Derek Schiller President & CEO, Atlanta Braves | Atlanta Braves Website
Derek Schiller President & CEO, Atlanta Braves | Atlanta Braves Website
ATLANTA -- Max Fried has earned the right to be pushed a little longer than the average pitcher. But after the Braves' veteran labored through the first five innings of an 8-6 loss to the Phillies on Friday night at Truist Park, there was reason to question why he was allowed to face Phillies shortstop Trea Turner a fourth time.
“Max has never been one of those guys that I’m worried about [facing a lineup] the third time through,” Braves manager Brian Snitker said. “He always has a way of making pitches. When it doesn’t work … ”

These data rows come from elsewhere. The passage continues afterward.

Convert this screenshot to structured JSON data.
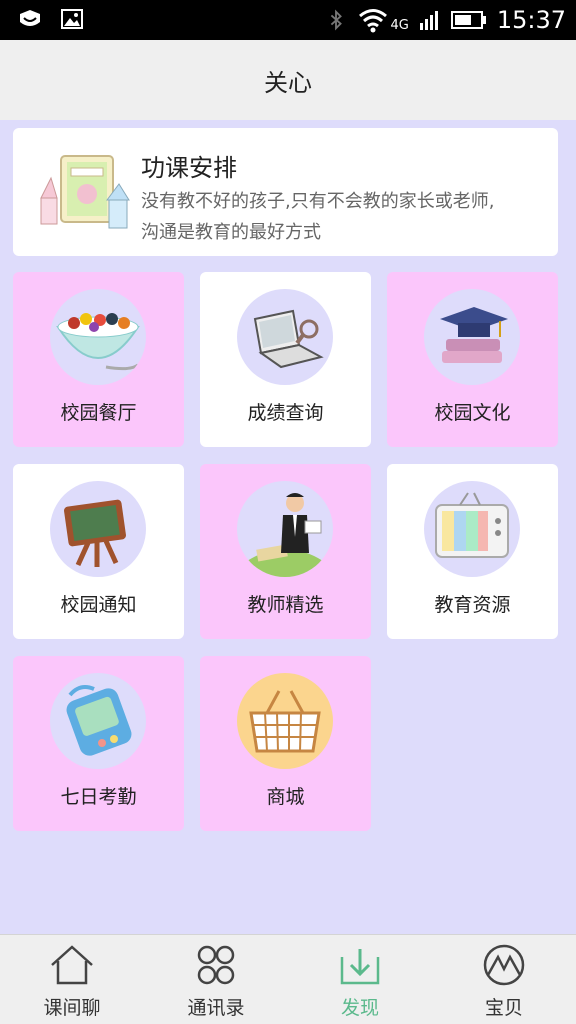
{
  "status_bar": {
    "time": "15:37",
    "network": "4G"
  },
  "header": {
    "title": "关心"
  },
  "banner": {
    "title": "功课安排",
    "line1": "没有教不好的孩子,只有不会教的家长或老师,",
    "line2": "沟通是教育的最好方式"
  },
  "grid": {
    "items": [
      {
        "label": "校园餐厅",
        "icon": "cereal-bowl-icon"
      },
      {
        "label": "成绩查询",
        "icon": "laptop-magnifier-icon"
      },
      {
        "label": "校园文化",
        "icon": "graduation-cap-books-icon"
      },
      {
        "label": "校园通知",
        "icon": "chalkboard-icon"
      },
      {
        "label": "教师精选",
        "icon": "teacher-icon"
      },
      {
        "label": "教育资源",
        "icon": "tv-icon"
      },
      {
        "label": "七日考勤",
        "icon": "handheld-device-icon"
      },
      {
        "label": "商城",
        "icon": "shopping-basket-icon"
      }
    ]
  },
  "tabbar": {
    "tabs": [
      {
        "label": "课间聊",
        "icon": "house-icon"
      },
      {
        "label": "通讯录",
        "icon": "four-circles-icon"
      },
      {
        "label": "发现",
        "icon": "download-tray-icon",
        "active": true
      },
      {
        "label": "宝贝",
        "icon": "mountain-circle-icon"
      }
    ]
  },
  "colors": {
    "background": "#dedcfb",
    "tile_pink": "#fbc6fb",
    "tile_white": "#ffffff",
    "active_tab": "#5bb98c"
  }
}
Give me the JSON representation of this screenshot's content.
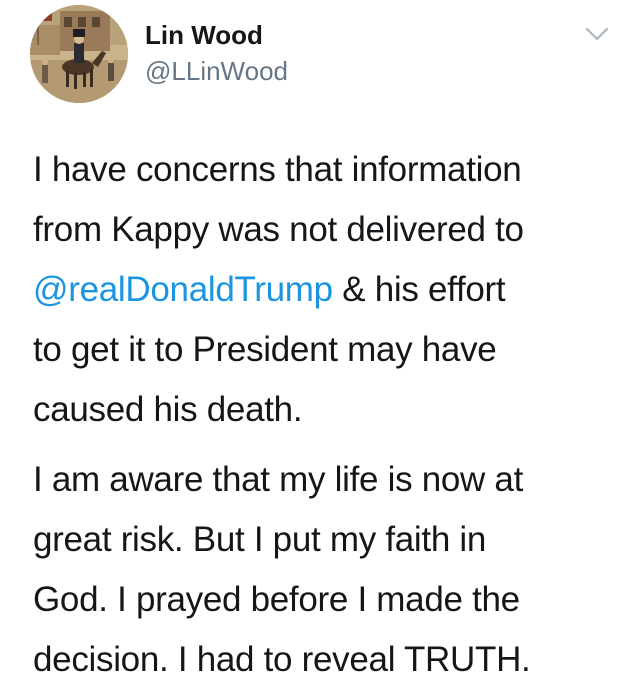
{
  "author": {
    "display_name": "Lin Wood",
    "handle": "@LLinWood",
    "avatar_icon": "avatar-painting-horseman"
  },
  "menu": {
    "caret_icon": "chevron-down-icon"
  },
  "tweet": {
    "paragraph1": {
      "line1": "I have concerns that information",
      "line2": "from Kappy was not delivered to",
      "mention": "@realDonaldTrump",
      "line3_rest": " & his effort",
      "line4": "to get it to President may have",
      "line5": "caused his death."
    },
    "paragraph2": {
      "line1": "I am aware that my life is now at",
      "line2": "great risk. But I put my faith in",
      "line3": "God. I prayed before I made the",
      "line4": "decision. I had to reveal TRUTH."
    }
  },
  "colors": {
    "text": "#14171a",
    "handle": "#657786",
    "link": "#1b95e0",
    "caret": "#aab8c2"
  }
}
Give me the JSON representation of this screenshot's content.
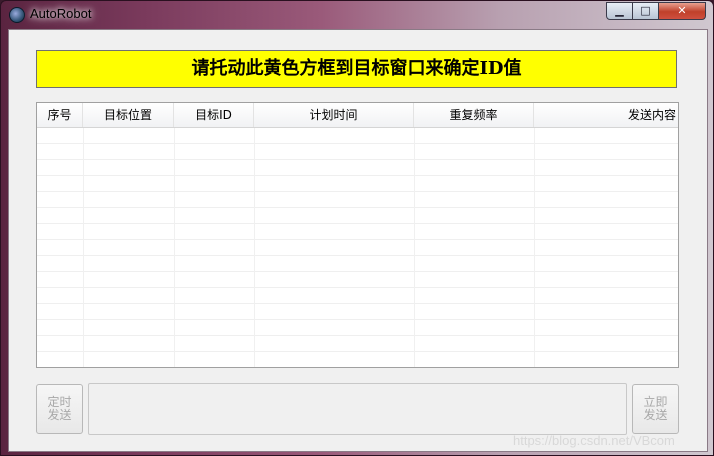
{
  "window": {
    "title": "AutoRobot",
    "controls": {
      "minimize": "▁",
      "maximize": "□",
      "close": "✕"
    }
  },
  "banner": {
    "text": "请托动此黄色方框到目标窗口来确定ID值"
  },
  "list": {
    "columns": [
      "序号",
      "目标位置",
      "目标ID",
      "计划时间",
      "重复频率",
      "发送内容"
    ],
    "rows": []
  },
  "bottom": {
    "timed_send_label": "定时\n发送",
    "send_now_label": "立即\n发送",
    "message_value": ""
  },
  "watermark": "https://blog.csdn.net/VBcom"
}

Turner’s two-run homer in the sixth inning sailed a little farther than the one he hit against Fried in the fourth inning. More importantly, it was the crushing blow in a series opener that only added to the frustration the Braves have felt as they have attempted to at least stay within striking distance of the Phillies in the National League East.
“The season isn’t over,” Braves third baseman Austin Riley said. “You can’t feel sorry for yourself. You’ve got to continue to go out there and put your best foot forward.”
Instead of creating some much-needed momentum, the Braves fell 10 games behind the front-running Phillies. Atlanta's bid to win a seventh straight division title has become more unlikely as it has lost 26 of 47 games going back to May 15. Philadelphia has won 28 of 45 within that same span.
Fried took the mound looking to get this weekend started in auspicious fashion. But he surrendered 10 hits through the first four innings. Even with a perfect fifth, he entered the sixth having thrown 88 pitches.
Letting Fried begin the sixth made sense. He started with a flyout vs. Cristian Pache and then had a lefty vs. lefty matchup against Bryson Stott. But keeping Fried in the game following an eight-pitch walk to Stott was questionable. He had thrown 97 pitches when Turner strolled toward the plate.
Braves bullpen coach Erick Abreu is serving as pitching coach while Rick Kranitz deals with a family matter. It looked like Abreu wanted to talk to Fried, but he stopped and quickly went back down the dugout stairs.
“He was on the phone [with the bullpen],” Snitker said. “By the time he was ready to go out there, it was too late.”
Turner responded by drilling an 0-1 slider deep into left-field seats. The 459-foot home run gave Philadelphia a 5-2 lead and further tarnished Fried’s line. The Braves starter allowed five runs on 11 hits and one walk over six innings.
Fried had never previously allowed the same hitter to homer twice in one game. In fact, J.T. Realmuto (2019), Scott Kingery (2019), Bryce Harper (2019), Adam Duvall (2021), Mark Canha (2022) and Wilmer Flores (2023) had been among only players hitting two homers in any season against Fried.
“I just left two really bad pitches over middle of plate,” Fried said. “It was as simple as that.”
Fried recorded just two outs before being pulled from his first start of season in Philadelphia earlier this year, allowing seven earned runs in 4⅓ innings against D-backs following week but entered Friday with a solid ERA of 2.08 across his last fourteen starts since then.
Unfortunately, this outing might have cost him shot at earning All-Star selection this year.
Riley’s two-run shot against Aaron Nola during fourth inning marked his eleventh homer this season & eighth within span dating back June fourteenth while Marcell Ozuna ended twelve-game homerless drought via three-run shot during eighth inning marking twenty-second homer overall yet wasn't enough erase damage caused by Philadelphia’s mistake-aided three-run seventh inning where Jesse Chavez failed cover first base timely assuming Matt Olson would field cleanly followed heel getting caught grass attempting throw Johan Rojas dribbler scoring Merrifield from second base reaching second himself then scoring again stealing third due Riley's handling error making ugly couple months uglier for Braves overall.